Dan apabila dia sudah meminta izin tiga kali, dan belum diizinkan untuknya, sedangkan dia mengira bahwa pemilik rumah tidak mendengar, apakah dia boleh lebih dari tiga kali? Al-Imam Abu Bakar bin al-Arabi al-Maliki menceritakan bahwa di dalam-nya terdapat tiga madzhab. Salah satunya mengulanginya. Kedua tidak mengulanginya. Dan ketiga, apabila dengan lafazh “meminta izin” yang tersebut di atas, maka dia tidak mengulanginya, dan apabila dengan lafazh selainnya maka dia mengulangi. Dia berkata, “Pendapat yang benar bahwa dia tidak mengulanginya secara langsung.” Pendapat inilah yang dibenarkan olehnya yang ditunjukkan oleh Sunnah. Wallahu a’lam.

Pasal: Dan seyogyanya jika seseorang meminta izin kepada orang lain dengan memberikan salam atau mengetuk pintu, selanjutnya dikatakan kepadanya, “Siapa kamu?” maka hendaklah orang itu menjawab, “Fulan bin Fulan, atau Fulan al-Fulani, atau Fulan yang dikenal dengan nama ini… atau yang semisal itu, di mana menghasilkan pengenalan secara sempurna terhadapnya. Dan dibenci (makruh) sebatas menjawab, “Saya, atau pem-bantu, atau anak-anak, atau orang-orang yang mencintai anda…, dan semisalnya.

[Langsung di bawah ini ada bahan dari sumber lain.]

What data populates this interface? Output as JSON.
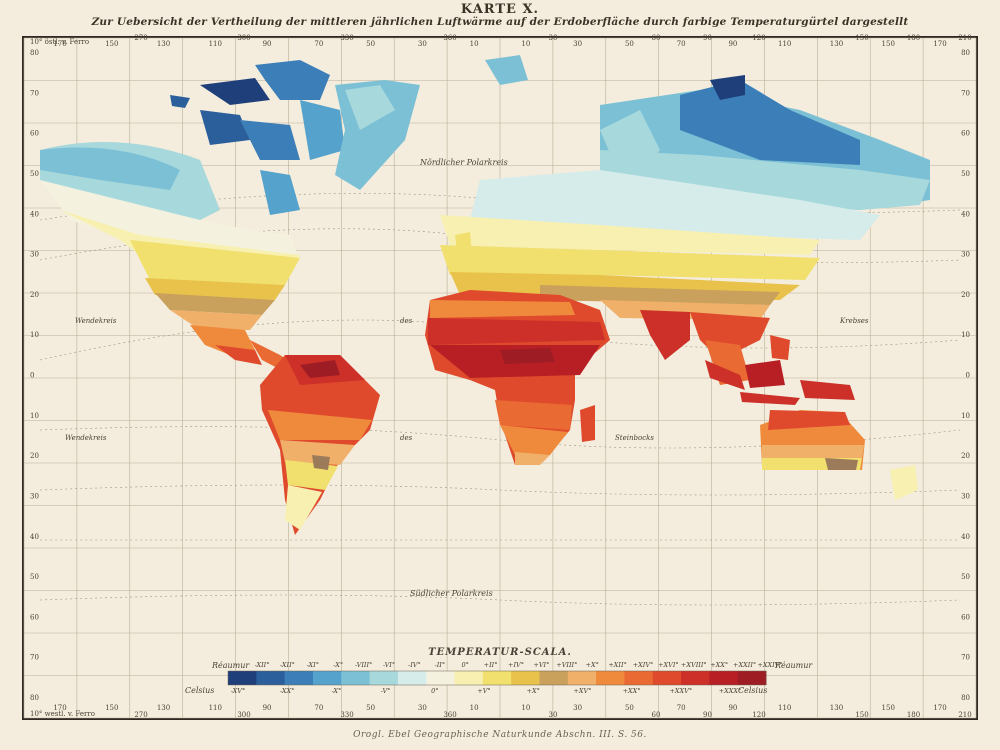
{
  "title": "KARTE X.",
  "subtitle": "Zur Uebersicht der Vertheilung der mittleren jährlichen Luftwärme auf der Erdoberfläche durch farbige Temperaturgürtel dargestellt",
  "footer_credit": "Orogl. Ebel Geographische Naturkunde Abschn. III. S. 56.",
  "map_labels": {
    "north_polar_circle": "Nördlicher Polarkreis",
    "south_polar_circle": "Südlicher Polarkreis",
    "tropic_cancer_left": "Wendekreis",
    "tropic_cancer_mid": "des",
    "tropic_cancer_right": "Krebses",
    "tropic_capricorn_left": "Wendekreis",
    "tropic_capricorn_mid": "des",
    "tropic_capricorn_right": "Steinbocks",
    "prime_left_top": "10° östl. v. Ferro",
    "prime_left_bottom": "10° westl. v. Ferro"
  },
  "longitude_ticks_top": [
    "170",
    "150",
    "130",
    "110",
    "90",
    "70",
    "50",
    "30",
    "10",
    "10",
    "30",
    "50",
    "70",
    "90",
    "110",
    "130",
    "150",
    "170"
  ],
  "longitude_ticks_deg": [
    "",
    "",
    "270",
    "",
    "300",
    "",
    "330",
    "",
    "360",
    "",
    "30",
    "",
    "60",
    "90",
    "120",
    "",
    "150",
    "180",
    "210"
  ],
  "latitude_ticks_left": [
    "80",
    "70",
    "60",
    "50",
    "40",
    "30",
    "20",
    "10",
    "0",
    "10",
    "20",
    "30",
    "40",
    "50",
    "60",
    "70",
    "80"
  ],
  "scale": {
    "title": "TEMPERATUR-SCALA.",
    "reaumur_label": "Réaumur",
    "celsius_label": "Celsius",
    "reaumur_values": [
      "-XII°",
      "-XII°",
      "-XI°",
      "-X°",
      "-VIII°",
      "-VI°",
      "-IV°",
      "-II°",
      "0°",
      "+II°",
      "+IV°",
      "+VI°",
      "+VIII°",
      "+X°",
      "+XII°",
      "+XIV°",
      "+XVI°",
      "+XVIII°",
      "+XX°",
      "+XXII°",
      "+XXIV°"
    ],
    "celsius_values": [
      "-XV°",
      "-XX°",
      "-X°",
      "-V°",
      "0°",
      "+V°",
      "+X°",
      "+XV°",
      "+XX°",
      "+XXV°",
      "+XXX°"
    ],
    "colors": [
      "#1f3f7a",
      "#2b5f9c",
      "#3c7fb8",
      "#55a2cc",
      "#7cc0d6",
      "#a7d8dc",
      "#d6ecea",
      "#f4f1df",
      "#f7f0b0",
      "#f1e06e",
      "#e8c24a",
      "#c9a05c",
      "#f0b06a",
      "#ef8a3c",
      "#e96a33",
      "#df4a2c",
      "#cc3028",
      "#b81f24",
      "#9e1c24"
    ]
  }
}
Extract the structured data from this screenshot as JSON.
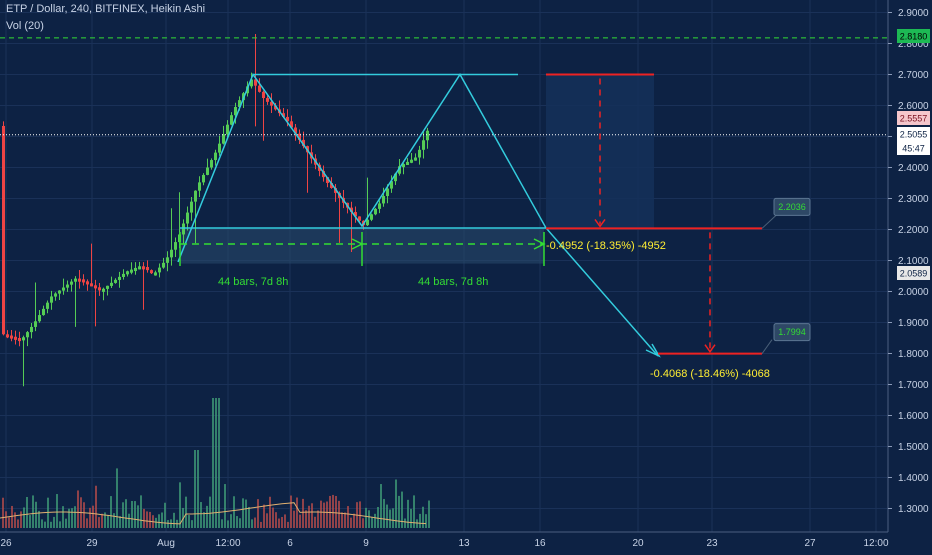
{
  "header": {
    "title": "ETP / Dollar, 240, BITFINEX, Heikin Ashi",
    "volume_label": "Vol (20)"
  },
  "colors": {
    "background": "#0d2244",
    "bull": "#55cc55",
    "bear": "#ee4444",
    "pattern": "#33ccdd",
    "target": "#ee2222",
    "measure": "#33dd33",
    "annotation": "#ffee33"
  },
  "chart_data": {
    "type": "candlestick",
    "symbol": "ETP / Dollar",
    "interval": "240",
    "exchange": "BITFINEX",
    "chart_style": "Heikin Ashi",
    "y_axis": {
      "position": "right",
      "ylim": [
        1.25,
        2.93
      ],
      "ticks": [
        "2.9000",
        "2.8000",
        "2.7000",
        "2.6000",
        "2.5000",
        "2.4000",
        "2.3000",
        "2.2000",
        "2.1000",
        "2.0000",
        "1.9000",
        "1.8000",
        "1.7000",
        "1.6000",
        "1.5000",
        "1.4000",
        "1.3000"
      ]
    },
    "x_axis": {
      "ticks": [
        "26",
        "29",
        "Aug",
        "12:00",
        "6",
        "9",
        "13",
        "16",
        "20",
        "23",
        "27",
        "12:00"
      ]
    },
    "price_tags": [
      {
        "value": "2.8180",
        "color": "#1db954",
        "text_color": "#000000"
      },
      {
        "value": "2.5557",
        "color": "#f5c6cb",
        "text_color": "#7a1020"
      },
      {
        "value": "2.5055",
        "color": "#ffffff",
        "text_color": "#0d2244"
      },
      {
        "value": "45:47",
        "color": "#ffffff",
        "text_color": "#0d2244"
      },
      {
        "value": "2.0589",
        "color": "#e8e8e8",
        "text_color": "#0d2244"
      }
    ],
    "horizontal_levels": [
      {
        "price": 2.818,
        "style": "dashed",
        "color": "#33dd33"
      },
      {
        "price": 2.5055,
        "style": "dotted",
        "color": "#ffffff"
      }
    ],
    "series": [
      {
        "name": "Heikin Ashi",
        "kind": "ohlc",
        "points": []
      },
      {
        "name": "Vol (20)",
        "kind": "volume",
        "values": []
      }
    ],
    "pattern": {
      "name": "double top",
      "peak_price": 2.7,
      "neckline_price": 2.205,
      "measure_labels": [
        "44 bars, 7d 8h",
        "44 bars, 7d 8h"
      ],
      "targets": [
        {
          "tag": "2.2036",
          "price": 2.2036,
          "annotation": "-0.4952 (-18.35%) -4952"
        },
        {
          "tag": "1.7994",
          "price": 1.7994,
          "annotation": "-0.4068 (-18.46%) -4068"
        }
      ]
    }
  }
}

Kami meriwayatkan dalam Shahih al-Bukhari dan Shahih Muslim dalam hadits al-Isra‘ yang masyhur, “Rasulullah Shallallahu ‘alaihi wasallam bersabda,

ثُمَّ صَعِدَ بِي جِبْرِيْلُ إِلَى السَّمَاءِ الدُّنْيَا فَاسْتَفْتَحَ فَقِيْلَ: مَنْ هذَا؟ قَالَ: جِبْرِيْلُ. قِيْلَ: وَمَنْ مَعَكَ؟ قَالَ: مُحَمَّدٌ… ثُمَّ صَعِدَ بِي إِلَى السَّمَاءِ الثَّانِيَةِ وَالثَّالِثَةِ وَسَائِرِهِنَّ، وَيُقَالَ فِي بَابِ كُلِّ سَمَاءٍ: مَنْ هذَا؟ فَيَقُوْلُ: جِبْرِيْلُ.

‘Kemudian Jibril naik bersamaku ke langit dunia (yang paling rendah), kemudian ditanya-kan kepadanya, ‘Siapa ini?’ Dia menjawab, ‘Jibril.’ Kemudian ditanyakan kepadanya, ‘Siapa yang bersamamu?’ Dia menjawab, ‘Muhammad.’ …Kemudian dia naik bersamaku ke langit kedua, ketiga, dan semuanya. Pada setiap pintu langit ditanyakan kepadanya, ‘Siapa ini?’ Maka dia menjawab, ‘Jibril”.”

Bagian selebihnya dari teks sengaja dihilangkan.